Perkins v. Farmers & Merchants Savings Bank
Before: Barnard
BARNARD, P. J. On March 23, 1929, the defendant loaned $15,000 to one S. W. Miller, taking a note secured by a mortgage on certain real property near Santa Ana, which was then under lease to the Orange County Fair Association. On April 23, 1929, the defendant sold this note and mortgage to the plaintiff, who resided in the state of New York but occasionally visited in Santa Ana. In making this sale one of the defendant’s officers represented to the plaintiff that the land covered by this mortgage contained 18 acres. In April, 1933, the plaintiff discovered for the first time that the tract contained but 15.344 acres, or 14.771 acres exclusive of streets. In this action for rescission, which was .brought on June 26, 1933, the court found in all respects in favor of the plaintiff and entered a judgment from which this appeal is taken.
It is first contended that this action is barred by the statute of limitations. It is argued that the complaint failed to set forth the times and circumstances under which the facts constituting a fraud came to the knowledge of the respondent so that the court might determine from the allegations of the complaint whether the discovery was made within the statutory period. The complaint alleges that knowledge of the true facts first came to the respondent on April 9, 1933, and the circumstances under which he acquired such knowledge are particularly set forth.

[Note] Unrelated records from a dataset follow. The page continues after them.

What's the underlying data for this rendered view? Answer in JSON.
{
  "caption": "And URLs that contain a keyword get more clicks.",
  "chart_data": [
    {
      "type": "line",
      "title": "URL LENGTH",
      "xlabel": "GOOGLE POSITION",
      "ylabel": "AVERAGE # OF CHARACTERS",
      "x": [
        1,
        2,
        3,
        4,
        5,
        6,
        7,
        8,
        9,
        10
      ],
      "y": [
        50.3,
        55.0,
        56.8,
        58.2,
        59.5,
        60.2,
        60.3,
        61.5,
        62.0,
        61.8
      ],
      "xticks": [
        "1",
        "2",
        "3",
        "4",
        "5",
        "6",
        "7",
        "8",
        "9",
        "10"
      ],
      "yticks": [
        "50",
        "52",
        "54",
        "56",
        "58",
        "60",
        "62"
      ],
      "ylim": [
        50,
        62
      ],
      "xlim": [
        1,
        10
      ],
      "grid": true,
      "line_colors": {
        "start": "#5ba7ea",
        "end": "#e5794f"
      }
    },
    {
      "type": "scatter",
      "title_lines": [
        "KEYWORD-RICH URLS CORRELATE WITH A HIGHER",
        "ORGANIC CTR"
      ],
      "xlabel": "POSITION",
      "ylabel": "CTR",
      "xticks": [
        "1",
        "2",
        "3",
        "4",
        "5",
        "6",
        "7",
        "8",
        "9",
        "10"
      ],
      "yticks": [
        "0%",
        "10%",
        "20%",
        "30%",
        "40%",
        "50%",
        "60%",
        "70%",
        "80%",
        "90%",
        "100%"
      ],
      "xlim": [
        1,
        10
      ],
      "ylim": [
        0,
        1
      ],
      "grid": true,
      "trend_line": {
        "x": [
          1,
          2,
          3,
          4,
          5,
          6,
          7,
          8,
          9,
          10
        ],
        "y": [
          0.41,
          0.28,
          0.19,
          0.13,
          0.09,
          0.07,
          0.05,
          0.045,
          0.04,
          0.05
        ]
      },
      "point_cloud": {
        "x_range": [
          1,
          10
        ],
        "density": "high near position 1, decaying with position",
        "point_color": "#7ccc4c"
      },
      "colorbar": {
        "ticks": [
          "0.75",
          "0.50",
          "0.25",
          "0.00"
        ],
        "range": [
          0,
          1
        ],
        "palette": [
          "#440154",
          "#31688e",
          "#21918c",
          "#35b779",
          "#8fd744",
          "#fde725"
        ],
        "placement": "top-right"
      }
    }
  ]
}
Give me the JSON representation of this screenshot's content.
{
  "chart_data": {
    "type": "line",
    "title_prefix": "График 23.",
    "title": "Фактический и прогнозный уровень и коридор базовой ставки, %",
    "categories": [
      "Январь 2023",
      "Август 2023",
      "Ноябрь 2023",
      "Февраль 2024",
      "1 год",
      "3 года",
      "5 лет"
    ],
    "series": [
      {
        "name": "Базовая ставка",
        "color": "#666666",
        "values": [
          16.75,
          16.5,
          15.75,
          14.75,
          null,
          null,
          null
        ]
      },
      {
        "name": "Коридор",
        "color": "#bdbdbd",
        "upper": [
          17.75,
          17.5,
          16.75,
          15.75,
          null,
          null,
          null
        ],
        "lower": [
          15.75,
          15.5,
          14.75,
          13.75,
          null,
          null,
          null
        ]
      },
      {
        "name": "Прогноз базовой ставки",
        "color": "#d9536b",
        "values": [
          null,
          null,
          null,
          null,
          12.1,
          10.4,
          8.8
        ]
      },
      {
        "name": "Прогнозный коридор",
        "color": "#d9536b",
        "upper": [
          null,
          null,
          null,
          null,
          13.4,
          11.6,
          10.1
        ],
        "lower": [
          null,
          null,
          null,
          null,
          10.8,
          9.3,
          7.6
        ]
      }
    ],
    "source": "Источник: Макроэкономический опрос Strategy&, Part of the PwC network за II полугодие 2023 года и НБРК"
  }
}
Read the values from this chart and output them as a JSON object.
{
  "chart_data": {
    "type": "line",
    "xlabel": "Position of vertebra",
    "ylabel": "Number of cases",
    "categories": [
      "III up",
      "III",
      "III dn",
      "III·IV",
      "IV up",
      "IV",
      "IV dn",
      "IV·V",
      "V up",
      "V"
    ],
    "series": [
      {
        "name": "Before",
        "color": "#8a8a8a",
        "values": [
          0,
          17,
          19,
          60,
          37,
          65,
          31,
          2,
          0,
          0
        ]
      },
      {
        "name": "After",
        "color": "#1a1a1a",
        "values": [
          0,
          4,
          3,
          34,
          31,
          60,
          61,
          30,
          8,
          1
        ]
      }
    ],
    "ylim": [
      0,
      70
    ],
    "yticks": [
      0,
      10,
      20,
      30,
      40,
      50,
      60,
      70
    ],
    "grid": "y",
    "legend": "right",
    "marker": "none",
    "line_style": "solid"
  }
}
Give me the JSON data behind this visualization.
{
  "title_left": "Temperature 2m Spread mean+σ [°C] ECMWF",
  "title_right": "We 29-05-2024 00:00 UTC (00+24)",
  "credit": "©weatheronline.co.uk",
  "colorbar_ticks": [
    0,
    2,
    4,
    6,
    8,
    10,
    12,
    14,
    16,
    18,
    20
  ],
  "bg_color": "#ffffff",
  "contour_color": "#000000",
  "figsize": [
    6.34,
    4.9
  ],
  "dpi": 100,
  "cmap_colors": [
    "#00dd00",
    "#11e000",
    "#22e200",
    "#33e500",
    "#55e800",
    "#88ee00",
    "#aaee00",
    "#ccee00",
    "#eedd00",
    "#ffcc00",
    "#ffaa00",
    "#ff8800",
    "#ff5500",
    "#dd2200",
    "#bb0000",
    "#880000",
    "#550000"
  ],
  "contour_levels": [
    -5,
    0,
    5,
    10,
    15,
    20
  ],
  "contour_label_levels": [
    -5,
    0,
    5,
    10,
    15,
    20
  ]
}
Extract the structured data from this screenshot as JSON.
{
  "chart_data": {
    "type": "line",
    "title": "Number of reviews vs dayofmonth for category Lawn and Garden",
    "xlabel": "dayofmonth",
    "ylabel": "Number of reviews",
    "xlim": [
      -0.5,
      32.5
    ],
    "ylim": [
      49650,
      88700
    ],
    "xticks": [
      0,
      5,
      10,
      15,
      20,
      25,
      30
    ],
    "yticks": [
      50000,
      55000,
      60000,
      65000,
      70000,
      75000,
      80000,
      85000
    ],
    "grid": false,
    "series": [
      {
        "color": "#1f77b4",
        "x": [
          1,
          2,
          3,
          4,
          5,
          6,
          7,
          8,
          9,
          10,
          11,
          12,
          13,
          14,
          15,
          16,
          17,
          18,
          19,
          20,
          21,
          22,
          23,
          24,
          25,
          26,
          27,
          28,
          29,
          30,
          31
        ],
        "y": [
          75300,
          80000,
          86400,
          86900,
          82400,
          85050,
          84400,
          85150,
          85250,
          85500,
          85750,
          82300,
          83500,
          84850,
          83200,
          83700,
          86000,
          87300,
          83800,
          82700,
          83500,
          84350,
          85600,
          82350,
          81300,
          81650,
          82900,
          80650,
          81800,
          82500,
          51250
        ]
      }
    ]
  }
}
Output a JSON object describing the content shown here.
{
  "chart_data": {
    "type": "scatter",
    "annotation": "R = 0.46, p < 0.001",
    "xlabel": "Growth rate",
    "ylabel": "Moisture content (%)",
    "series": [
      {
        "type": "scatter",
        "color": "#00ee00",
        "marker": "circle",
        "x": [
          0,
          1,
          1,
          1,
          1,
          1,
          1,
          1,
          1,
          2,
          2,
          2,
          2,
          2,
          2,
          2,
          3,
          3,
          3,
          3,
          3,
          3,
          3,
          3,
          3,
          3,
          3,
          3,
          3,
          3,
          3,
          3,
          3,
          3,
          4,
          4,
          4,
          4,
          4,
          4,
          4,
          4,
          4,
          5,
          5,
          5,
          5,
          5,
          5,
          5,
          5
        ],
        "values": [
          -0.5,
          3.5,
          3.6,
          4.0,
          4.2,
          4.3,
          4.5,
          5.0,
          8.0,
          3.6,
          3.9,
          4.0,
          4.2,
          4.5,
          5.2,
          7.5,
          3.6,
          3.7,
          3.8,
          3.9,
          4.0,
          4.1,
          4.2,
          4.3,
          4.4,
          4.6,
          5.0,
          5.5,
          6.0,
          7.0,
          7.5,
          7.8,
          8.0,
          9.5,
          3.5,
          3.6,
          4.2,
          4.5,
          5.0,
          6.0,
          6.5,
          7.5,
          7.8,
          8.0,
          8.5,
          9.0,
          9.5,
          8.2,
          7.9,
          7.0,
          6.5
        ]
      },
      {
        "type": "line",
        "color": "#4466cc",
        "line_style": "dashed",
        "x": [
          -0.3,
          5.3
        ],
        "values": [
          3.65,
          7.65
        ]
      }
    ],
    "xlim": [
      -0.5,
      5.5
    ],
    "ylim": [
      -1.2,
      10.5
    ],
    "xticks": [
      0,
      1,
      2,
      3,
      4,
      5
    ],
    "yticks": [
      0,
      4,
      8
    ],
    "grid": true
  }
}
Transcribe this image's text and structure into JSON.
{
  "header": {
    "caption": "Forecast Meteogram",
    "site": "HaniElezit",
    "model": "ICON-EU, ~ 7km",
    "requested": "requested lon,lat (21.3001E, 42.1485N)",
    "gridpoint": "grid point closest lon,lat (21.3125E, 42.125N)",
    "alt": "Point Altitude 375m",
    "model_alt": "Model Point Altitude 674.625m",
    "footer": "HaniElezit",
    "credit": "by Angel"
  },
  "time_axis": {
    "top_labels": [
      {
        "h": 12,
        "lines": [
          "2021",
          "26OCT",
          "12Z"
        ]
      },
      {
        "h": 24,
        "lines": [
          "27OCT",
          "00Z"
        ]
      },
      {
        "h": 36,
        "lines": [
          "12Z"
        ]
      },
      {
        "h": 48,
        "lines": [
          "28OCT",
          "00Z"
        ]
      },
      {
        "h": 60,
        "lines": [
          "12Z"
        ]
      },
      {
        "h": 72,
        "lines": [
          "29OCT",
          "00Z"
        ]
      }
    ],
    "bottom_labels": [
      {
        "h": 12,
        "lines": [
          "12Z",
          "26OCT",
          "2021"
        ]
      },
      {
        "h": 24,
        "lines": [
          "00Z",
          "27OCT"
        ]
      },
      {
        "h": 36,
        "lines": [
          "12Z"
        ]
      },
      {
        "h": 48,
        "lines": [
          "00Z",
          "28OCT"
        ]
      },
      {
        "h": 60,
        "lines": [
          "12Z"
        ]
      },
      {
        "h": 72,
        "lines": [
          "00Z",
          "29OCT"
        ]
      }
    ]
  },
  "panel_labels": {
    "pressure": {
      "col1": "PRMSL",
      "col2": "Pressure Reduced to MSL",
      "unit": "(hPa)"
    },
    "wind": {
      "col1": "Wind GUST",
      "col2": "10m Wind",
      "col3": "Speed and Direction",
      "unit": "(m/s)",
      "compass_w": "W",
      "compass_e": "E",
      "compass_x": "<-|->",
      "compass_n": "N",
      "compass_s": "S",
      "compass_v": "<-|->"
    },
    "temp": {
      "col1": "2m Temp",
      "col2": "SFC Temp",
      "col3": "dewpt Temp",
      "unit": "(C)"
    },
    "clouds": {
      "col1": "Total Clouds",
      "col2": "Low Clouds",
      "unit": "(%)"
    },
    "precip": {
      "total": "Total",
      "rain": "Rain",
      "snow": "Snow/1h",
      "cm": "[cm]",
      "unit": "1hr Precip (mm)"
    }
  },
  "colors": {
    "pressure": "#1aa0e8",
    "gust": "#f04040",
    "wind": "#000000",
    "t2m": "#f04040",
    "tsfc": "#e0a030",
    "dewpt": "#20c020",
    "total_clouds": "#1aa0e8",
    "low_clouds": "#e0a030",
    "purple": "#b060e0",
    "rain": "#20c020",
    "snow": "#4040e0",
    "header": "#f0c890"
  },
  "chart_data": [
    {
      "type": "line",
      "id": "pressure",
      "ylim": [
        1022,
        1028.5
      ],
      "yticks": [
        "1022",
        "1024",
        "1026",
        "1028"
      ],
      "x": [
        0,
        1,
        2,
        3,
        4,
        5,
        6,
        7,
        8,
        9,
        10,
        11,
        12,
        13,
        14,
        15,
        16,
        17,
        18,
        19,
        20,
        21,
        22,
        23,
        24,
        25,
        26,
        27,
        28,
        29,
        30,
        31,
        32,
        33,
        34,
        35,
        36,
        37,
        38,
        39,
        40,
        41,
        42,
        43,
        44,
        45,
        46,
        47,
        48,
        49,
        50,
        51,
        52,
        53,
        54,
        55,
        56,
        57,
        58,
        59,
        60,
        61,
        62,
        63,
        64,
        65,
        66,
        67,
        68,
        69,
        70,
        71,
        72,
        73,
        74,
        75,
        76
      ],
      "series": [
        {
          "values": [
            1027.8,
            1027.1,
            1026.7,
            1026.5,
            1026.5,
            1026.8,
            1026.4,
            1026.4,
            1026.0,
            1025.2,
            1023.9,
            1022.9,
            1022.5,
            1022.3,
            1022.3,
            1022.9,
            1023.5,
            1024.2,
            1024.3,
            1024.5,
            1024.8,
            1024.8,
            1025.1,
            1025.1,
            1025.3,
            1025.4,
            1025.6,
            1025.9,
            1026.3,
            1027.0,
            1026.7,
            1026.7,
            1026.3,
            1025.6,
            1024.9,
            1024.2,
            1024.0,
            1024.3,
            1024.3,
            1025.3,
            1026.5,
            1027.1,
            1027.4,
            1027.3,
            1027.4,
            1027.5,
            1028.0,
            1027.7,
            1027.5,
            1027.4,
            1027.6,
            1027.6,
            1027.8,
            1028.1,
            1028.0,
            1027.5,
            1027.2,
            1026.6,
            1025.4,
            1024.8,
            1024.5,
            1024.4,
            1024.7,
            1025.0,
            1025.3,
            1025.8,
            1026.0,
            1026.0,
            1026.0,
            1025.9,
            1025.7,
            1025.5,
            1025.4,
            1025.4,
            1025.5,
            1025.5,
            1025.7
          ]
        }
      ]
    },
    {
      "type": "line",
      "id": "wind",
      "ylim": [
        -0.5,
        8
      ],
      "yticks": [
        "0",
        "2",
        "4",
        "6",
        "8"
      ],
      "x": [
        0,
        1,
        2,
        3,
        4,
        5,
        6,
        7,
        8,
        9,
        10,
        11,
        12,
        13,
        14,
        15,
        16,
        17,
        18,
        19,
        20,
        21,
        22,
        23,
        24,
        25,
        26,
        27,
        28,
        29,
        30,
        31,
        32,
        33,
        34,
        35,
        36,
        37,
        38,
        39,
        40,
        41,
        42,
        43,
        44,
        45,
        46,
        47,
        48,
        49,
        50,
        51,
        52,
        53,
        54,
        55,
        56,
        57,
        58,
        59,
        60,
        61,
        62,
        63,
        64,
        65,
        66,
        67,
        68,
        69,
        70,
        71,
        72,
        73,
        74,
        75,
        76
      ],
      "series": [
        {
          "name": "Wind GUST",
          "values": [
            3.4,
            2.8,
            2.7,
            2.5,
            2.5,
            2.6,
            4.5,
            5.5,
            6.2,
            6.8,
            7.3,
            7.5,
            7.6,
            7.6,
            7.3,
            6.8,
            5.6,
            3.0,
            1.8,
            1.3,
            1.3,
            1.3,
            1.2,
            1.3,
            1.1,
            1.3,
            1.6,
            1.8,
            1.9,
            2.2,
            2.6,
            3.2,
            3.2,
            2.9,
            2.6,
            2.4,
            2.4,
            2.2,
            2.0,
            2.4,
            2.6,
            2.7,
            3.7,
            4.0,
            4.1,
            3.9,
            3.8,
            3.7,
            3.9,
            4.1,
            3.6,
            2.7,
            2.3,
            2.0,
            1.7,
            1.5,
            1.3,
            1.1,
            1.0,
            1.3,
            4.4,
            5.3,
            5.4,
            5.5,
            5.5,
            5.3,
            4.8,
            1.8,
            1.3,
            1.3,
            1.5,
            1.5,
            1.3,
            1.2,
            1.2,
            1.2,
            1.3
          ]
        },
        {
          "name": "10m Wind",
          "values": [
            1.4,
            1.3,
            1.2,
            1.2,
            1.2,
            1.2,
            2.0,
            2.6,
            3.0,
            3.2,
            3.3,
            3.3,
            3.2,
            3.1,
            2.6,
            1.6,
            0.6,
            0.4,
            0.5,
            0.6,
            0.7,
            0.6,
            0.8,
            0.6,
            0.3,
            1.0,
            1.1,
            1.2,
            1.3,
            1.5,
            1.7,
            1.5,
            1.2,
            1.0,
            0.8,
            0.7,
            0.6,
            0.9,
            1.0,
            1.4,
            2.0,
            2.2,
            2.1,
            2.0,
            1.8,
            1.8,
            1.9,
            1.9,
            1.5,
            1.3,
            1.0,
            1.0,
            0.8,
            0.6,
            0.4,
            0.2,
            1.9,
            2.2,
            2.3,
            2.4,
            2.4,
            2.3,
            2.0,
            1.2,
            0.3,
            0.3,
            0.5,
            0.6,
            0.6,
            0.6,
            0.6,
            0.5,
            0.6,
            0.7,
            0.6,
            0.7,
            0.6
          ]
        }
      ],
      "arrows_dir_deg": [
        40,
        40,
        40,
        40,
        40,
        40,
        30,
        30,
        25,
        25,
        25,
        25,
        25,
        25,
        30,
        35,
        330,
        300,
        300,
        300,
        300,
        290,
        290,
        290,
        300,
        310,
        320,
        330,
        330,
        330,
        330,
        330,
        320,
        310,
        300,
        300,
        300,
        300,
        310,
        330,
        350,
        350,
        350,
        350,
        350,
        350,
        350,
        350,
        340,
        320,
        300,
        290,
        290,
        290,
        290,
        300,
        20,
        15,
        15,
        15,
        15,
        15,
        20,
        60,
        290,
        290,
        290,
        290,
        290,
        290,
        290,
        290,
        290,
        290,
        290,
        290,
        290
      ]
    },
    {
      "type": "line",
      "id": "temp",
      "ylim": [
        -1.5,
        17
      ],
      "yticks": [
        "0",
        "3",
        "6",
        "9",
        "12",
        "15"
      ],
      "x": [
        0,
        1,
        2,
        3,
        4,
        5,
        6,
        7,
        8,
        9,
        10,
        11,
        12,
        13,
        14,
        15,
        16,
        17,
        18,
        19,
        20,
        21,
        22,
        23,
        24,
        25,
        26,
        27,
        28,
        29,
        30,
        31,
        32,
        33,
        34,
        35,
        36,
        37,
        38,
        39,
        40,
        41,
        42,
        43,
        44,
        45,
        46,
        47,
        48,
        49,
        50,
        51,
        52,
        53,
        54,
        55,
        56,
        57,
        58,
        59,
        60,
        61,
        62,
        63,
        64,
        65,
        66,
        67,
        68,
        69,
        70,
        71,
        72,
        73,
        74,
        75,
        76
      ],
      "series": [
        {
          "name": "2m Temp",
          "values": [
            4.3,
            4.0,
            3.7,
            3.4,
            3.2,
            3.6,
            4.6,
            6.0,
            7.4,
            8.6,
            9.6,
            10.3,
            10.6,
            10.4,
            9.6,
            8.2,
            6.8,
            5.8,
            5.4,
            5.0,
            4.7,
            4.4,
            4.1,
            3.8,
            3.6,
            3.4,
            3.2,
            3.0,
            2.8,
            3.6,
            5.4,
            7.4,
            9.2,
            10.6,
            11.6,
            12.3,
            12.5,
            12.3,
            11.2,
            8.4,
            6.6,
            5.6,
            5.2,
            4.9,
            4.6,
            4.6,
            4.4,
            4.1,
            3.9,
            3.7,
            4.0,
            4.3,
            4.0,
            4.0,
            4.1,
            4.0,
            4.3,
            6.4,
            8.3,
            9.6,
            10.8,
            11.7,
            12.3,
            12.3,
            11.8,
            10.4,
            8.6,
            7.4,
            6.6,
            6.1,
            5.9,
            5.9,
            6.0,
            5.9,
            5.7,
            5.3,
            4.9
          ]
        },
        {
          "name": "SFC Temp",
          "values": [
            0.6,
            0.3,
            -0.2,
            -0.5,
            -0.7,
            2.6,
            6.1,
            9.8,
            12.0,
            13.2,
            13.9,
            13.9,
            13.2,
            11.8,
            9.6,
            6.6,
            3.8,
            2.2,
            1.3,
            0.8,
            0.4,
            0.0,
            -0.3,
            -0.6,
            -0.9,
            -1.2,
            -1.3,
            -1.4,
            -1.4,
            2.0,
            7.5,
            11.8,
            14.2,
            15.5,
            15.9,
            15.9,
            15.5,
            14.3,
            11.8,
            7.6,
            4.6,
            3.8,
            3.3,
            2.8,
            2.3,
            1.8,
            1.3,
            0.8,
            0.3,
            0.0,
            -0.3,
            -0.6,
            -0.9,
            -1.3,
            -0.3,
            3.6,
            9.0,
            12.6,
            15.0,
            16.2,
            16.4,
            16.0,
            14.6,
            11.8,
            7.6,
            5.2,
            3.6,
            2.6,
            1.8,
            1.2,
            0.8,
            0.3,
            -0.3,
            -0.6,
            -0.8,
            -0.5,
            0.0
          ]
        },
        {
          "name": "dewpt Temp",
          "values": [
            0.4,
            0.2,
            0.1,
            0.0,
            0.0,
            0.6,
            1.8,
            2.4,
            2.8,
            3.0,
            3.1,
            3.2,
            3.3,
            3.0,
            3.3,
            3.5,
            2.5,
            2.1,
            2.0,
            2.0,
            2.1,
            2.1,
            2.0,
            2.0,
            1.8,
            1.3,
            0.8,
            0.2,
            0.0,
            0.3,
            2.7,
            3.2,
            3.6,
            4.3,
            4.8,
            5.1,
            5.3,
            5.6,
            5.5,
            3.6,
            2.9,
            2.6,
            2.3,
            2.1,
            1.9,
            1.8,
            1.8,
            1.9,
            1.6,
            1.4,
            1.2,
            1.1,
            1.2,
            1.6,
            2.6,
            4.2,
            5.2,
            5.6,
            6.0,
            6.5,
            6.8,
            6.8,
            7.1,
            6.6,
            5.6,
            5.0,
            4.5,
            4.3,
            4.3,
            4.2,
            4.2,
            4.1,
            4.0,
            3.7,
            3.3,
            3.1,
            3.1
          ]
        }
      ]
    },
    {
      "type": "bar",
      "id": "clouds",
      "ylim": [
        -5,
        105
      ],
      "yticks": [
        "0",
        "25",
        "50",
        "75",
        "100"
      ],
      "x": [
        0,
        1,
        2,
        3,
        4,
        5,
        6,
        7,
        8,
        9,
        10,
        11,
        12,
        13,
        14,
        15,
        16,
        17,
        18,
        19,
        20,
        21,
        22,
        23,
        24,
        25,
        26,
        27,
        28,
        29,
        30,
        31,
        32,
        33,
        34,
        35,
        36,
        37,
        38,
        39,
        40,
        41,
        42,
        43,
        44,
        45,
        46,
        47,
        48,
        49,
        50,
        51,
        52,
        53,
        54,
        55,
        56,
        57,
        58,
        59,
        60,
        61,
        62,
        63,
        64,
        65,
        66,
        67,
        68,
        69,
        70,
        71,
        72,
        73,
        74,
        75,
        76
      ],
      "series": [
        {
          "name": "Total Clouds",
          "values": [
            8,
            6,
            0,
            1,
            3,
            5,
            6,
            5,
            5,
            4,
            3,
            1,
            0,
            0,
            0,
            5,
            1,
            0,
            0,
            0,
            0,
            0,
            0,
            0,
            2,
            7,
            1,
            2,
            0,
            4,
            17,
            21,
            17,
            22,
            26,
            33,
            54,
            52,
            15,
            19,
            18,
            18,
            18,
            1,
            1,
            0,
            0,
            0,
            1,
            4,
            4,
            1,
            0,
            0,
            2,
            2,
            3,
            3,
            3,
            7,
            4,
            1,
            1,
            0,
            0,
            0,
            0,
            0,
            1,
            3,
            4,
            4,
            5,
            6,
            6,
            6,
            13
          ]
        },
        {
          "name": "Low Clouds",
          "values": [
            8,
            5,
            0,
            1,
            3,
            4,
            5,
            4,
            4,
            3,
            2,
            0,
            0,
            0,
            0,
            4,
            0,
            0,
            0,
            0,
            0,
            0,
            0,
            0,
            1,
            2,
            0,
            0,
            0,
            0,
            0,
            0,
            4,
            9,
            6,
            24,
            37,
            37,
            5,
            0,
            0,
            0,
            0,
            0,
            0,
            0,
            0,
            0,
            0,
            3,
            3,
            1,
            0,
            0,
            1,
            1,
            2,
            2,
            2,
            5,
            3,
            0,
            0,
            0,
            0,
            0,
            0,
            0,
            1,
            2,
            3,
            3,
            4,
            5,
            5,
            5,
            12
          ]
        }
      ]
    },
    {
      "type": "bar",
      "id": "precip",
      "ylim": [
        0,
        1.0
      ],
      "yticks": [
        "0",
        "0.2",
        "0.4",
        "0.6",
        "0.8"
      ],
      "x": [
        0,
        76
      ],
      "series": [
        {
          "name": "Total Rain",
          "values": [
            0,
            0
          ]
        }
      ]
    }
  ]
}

It is also urged that the respondent could have ascertained the true acreage of this land on June 17, 1929, because the county surveyor then made a survey of the same, at the request of the owner and lessee, and reported the correct acreage to them, and that the statute runs from that date. It is not claimed that this information was given to the respondent then or at any other time, but it is argued that it must be presumed that the county surveyor complied with sections 4218 to 4220 of the Political Code and that his records were available to the respondent. Assuming that the county surveyor complied with these sections we know of no law making these records a sufficient constructive notice to the respondent, and it seems to be admitted that he had no actual notice thereof. The respondent lived in another state, the [498]interest on the mortgage was paid up to March 22', 1932, and there is an entire absence of evidence of any facts which would reasonably have put the respondent on inquiry. In Victor Oil Co. v. Drum, 184 Cal. 226 [193 Pac. 243], the court said: “Taking up the first point, the evidence amply sustains the finding that the plaintiff did not have actual knowledge of the fraud until December, 1913. The defendants claim, however, that it should have had such knowledge prior to that time and more than three years prior to the commencement of the action, and rely upon the well-established rule laid down in Lady Washington etc. Co. v. Wood, 113 Cal. 482 [45 Pac. 809], that discovery is different from knowledge, that where a party defrauded has received information of facts which should put him upon inquiry, and the inquiry if made would disclose the fraud, he will be charged with a discovery as of the time the inquiry would have given him knowledge. (See, also, Bancroft v. Woodward, 183 Cal. 99 [l90 Pac. 445].) . . . The courts will not lightly seize upon some small circumstance to deny relief to a party plainly shown to have been actually defrauded against those who defrauded i him on the ground, forsooth, that he did not discover the fact that he had been cheated as soon as he might have done. It is only where the party defrauded should plainly hqve discovered the fraud except for his own inexcusable inattention that he will be charged with a discovery in advance of actual knowledge on his part."